= Play from scrimmage =

Sequence of play in gridiron football

A play from scrimmage is the sequence in the game of gridiron football during which one team tries to advance the ball, get a first down, or score, and the other team tries to stop them or take the ball away. Once a play is over, and before the next play starts, the football is considered dead. A game of American football (or Canadian Football) consists of many (about 120–150) such plays.

==Specifications==
The term is also used to denote a specific plan of action, or its execution, under a particular set of circumstances faced by either team. For instance, the offensive team may be faced with one or two downs left in a possession and still ten or more yards to go to earn a new set of downs. In this instance, they may decide to employ a forward pass. Well in advance of the particular game, a number of different kinds of forward pass plays will have been planned out and practiced by the team. They will be designated by obscure words, letters and/or numbers so that the name of a play does not reveal its exact execution to outsiders. The team's coach, or perhaps the quarterback, will choose one of the planned forward passing strategies, and tell the team, during the huddle which one has been chosen. Because of planning and practice, each player is expected to know what his role in the play is to be, and how to execute it. This will be the offensive play.

Conversely, the defensive team will know that the offense has to cover a good deal of ground in a single play, will expect a forward pass, and will know from earlier study something of the propensities of the offense they face. The defensive captain is likely to call out a specific formation or defensive play, to anticipate and counteract the expected action by the offense.

==The play==
The play will begin with the snap of the ball (typically but not exclusively to the quarterback), and it will end when the effort by the offensive squad to advance the ball has either succeeded in scoring, or has been frustrated by the ball being downed before the aim of the offensive play is accomplished, or by the defensive squad having managed to come into possession of the ball without first downing it. In the event of change of possession during a play, the team newly in possession of the ball may try to advance it toward their opponent's goal, which the team formerly in possession will naturally resist. Change of possession during a routine play may occur by interception or by fumble (often collectively referred to as turnovers).

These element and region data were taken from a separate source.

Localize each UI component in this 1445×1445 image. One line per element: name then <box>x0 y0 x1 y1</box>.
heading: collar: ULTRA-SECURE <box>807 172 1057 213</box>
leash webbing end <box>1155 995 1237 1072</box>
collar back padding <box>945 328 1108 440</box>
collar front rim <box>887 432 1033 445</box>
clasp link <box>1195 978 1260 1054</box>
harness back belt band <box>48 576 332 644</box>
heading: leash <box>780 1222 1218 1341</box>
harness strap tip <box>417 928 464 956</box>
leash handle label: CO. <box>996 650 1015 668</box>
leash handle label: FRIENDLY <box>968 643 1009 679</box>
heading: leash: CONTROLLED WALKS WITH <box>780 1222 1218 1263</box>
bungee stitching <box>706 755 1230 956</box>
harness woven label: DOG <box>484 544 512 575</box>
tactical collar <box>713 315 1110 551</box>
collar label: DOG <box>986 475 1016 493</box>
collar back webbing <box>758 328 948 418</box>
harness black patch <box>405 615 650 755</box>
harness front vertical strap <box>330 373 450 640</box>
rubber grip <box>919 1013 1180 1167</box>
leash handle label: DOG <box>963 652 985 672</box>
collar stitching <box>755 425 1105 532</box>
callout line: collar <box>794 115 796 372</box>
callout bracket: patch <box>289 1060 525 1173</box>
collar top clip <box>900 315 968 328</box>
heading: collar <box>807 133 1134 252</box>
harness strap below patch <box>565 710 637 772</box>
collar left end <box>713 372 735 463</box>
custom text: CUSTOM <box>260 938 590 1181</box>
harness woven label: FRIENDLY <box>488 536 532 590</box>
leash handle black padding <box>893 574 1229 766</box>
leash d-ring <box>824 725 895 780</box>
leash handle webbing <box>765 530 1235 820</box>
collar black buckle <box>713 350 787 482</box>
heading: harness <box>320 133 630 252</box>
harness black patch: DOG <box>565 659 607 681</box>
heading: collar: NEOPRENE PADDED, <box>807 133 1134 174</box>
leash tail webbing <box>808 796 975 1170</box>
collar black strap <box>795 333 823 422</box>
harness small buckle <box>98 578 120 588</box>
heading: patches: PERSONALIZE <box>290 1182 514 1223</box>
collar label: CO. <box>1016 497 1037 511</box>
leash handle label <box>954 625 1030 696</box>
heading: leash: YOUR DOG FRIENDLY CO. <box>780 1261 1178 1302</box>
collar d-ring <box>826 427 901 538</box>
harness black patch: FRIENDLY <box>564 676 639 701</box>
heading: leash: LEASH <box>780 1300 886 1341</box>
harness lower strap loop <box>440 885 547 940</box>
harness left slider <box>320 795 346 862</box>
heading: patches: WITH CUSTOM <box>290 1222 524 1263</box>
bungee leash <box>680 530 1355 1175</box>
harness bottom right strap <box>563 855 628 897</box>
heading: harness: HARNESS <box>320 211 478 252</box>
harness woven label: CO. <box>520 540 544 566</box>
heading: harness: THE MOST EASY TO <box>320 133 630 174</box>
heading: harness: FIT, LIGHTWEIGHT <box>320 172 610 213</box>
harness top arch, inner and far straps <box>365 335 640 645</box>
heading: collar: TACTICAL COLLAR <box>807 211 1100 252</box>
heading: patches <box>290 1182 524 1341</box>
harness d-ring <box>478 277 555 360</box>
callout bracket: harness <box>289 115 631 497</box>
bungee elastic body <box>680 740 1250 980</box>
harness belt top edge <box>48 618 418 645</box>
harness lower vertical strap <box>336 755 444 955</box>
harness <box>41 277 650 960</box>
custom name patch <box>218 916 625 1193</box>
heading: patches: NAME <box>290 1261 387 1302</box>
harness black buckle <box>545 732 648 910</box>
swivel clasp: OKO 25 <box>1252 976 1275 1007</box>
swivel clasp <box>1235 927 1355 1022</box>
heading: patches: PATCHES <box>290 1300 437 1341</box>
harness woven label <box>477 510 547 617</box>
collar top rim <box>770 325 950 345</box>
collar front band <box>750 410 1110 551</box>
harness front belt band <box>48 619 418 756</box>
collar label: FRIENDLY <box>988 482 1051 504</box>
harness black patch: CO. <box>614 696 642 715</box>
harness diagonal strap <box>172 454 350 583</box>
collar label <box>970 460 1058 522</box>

Change of possession may also occur in other ways. A change of possession can occur "on downs", if the offensive team fails to achieve a first down or a touchdown in a specified number of consecutive attempts, known as "downs" (four in American football; three in Canadian football). Another way is through a change of possession play, when the offensive team (having perhaps surmised the unlikelihood of scoring or of achieving a first down within the allowed consecutive attempts to do so) kicks the ball away in what is known as a punt. A touchdown (and subsequent conversion attempt, whether successful or not) or successful field goal attempt will be followed by a kickoff. Kickoffs and field goal attempts are not considered true change of possession plays. An unsuccessful field goal attempt will usually also result in a change of possession (without a kickoff), but is usually not counted as a turnover.